Reading the Documentation for Popular Products

Sun 20 February 2022 by Moshe Zadka

Popular products often have a "Getting Started" tutorial in order to guide you in using them for the first timees. Those guides are easy to follow, pleasant to use, and lead you do make bad design choices.

Follow the "Getting Started" guide to get a feel for the product. Then, skip to the end: in the "Advanced" section, you will find how the people who really use it in production use it.

The Physics of "Getting Started"

What do flask.Blueprint, requests.Session, and ansible.plugins have in common?

They all share two curious properties:

  • In the official documentation, they are relegated to the "Advanced" section.
  • Any production use case of the relevant technologies (flask, requests, and ansible) would use them.

All of these technologies are popular for their niche. All of them have friendly "Getting started" guides.

Those guides do not cover the relevant piece, the piece that makes this technology usable in most realistic cases. Most people who use these technology start with "Getting Started", and follow the path it suggests. The path it suggests eventually breaks down.

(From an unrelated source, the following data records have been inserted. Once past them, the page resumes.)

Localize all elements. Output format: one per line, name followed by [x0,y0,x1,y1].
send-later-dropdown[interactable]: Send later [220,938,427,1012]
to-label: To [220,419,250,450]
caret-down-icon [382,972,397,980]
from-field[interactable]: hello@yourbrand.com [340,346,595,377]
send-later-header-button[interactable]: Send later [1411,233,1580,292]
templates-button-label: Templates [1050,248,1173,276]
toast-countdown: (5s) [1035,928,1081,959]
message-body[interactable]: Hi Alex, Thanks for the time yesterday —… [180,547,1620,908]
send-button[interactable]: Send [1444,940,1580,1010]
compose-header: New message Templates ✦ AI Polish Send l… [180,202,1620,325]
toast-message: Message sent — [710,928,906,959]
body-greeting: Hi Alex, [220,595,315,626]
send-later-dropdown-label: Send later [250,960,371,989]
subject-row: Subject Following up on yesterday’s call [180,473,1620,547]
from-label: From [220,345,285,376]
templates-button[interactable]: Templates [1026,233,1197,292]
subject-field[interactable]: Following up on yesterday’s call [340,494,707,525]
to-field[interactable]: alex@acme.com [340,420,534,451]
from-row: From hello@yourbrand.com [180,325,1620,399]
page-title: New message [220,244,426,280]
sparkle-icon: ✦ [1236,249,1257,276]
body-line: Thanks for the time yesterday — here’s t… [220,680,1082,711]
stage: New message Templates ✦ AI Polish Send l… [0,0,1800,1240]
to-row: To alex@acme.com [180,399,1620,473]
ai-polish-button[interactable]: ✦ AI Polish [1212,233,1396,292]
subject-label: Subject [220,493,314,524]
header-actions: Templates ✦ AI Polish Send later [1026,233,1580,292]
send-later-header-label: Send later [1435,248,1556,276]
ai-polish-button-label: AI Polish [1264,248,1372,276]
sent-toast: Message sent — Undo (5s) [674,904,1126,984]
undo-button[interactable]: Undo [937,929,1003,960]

When this path breaks down, often people will think to themselves "I don't need the advanced stuff. My use case is pretty vanilla." They will shim and work around the limitations, until either giving up on the whole enterprise, or asking an expert.

At the point where they asked an expert, the expert will be exasperated. "Just use flask.Blueprint/requests.Session/ansible.plugins for anything beyond a toy example. This is the way to really use the technology."

The expert is exasperated because this is the fifth (or the hundred and fifth!) time this has come. Someone is about to give up in disgust, only to learn that the solution was simple all along: the first three paragraphs in the "Advanced" section cover how to do this.

Why does this happen?

I chose these three examples because I know them well. I can give similar examples from almost every popular technology: following the "Quickstart" guide leads to a huge mess, while a fairly simple way to do it in a better way is presented in a section titled "Advanced" or "Developer" or something similar.

These things happen so often that this cannot be a coincidence. Just like the common shape of whales and fish, despite separate evolutionary origins, the explanation is the shape of the dynamic systems at play.

Whales and fish look similar because they both have to solve a similar problem: moving through water efficiently. Having an appropriate aquadynamic shape is the right solution.

Technologies, open source or commercial, live and die by their adoption. A technology that is hard to adopt is a useless relic.

There are many things that can impact the ease of adoption of a technology. One of the easiest levers to pull, by the core development team, is the "Quickstart" guide. This guide tries to get a toy example up and running as fast as possible.

At this point, any extra complexity is a big turn off. Any extra step will have a large fraction of the users dropping off. This exponential decay means that to survive, the Quickstart guide needs to be heavily optimized.

It does not matter whether it's "design" (developers explicitly optimizing the guide) or "evolution" (technologies which don't do that do not end up surviving long enough to cause problems). It is probably a combination of both factors.

As can be predicted from general optimization problems, you can optimize more when you drop constraints. Removing the constraint "must lead to a proper production solution" from the requirements for the Quickstart guide leads to a guide more optimized to win hearts and minds.

At the point the project is popular, this will end up being the shape of the documentation:

  • A Quickstart guide, generating a toy example with a serious scaling flaw.
  • An "Advanced" section with the explanation of how to really use the technology.

What can you do?

Being upset with Quickstart guides, as I have for many years, is like being upset with gravity, which I also have for many years. Those phenomena are annyoing, but they are the results of immutable laws of nature.

In order to fly, or use technologies, you need to first understand the physics involved and then figure out how to use them to accomplish your goals. Now that the shape is understandable, how can it make adopting technologies easier?

The quickstart guide is still useful. Follow it. Generate a toy example. Play around with it. Get a feel for the technology. See if it's at all a good fit.

Put all of these attempts in a source-controlled repository. Now move all of the code written so far into a subdirectory, experiments. Go to the advanced section, and figure out what are the 1-3 things that you need to do in order to properly use the technology. Alternatively, consult someone with experience.

Use the notes from the experiments, plus the understanding from the "advanced" section, to build your first "real" proof of concept. From this point on, this is the "toy example" you iterate on.

The experiments serve as research notes for how to do the specific things you needed. Never use the experiments directly.

Summary

Good technologies will gently nudge you to using them badly. This is not good or bad: this is a law of nature. Understand it, and start using platforms better!

Thanks to Alex Scammon for his feedback on an earlier draft of this post. Any mistakes that remain are my responsibility.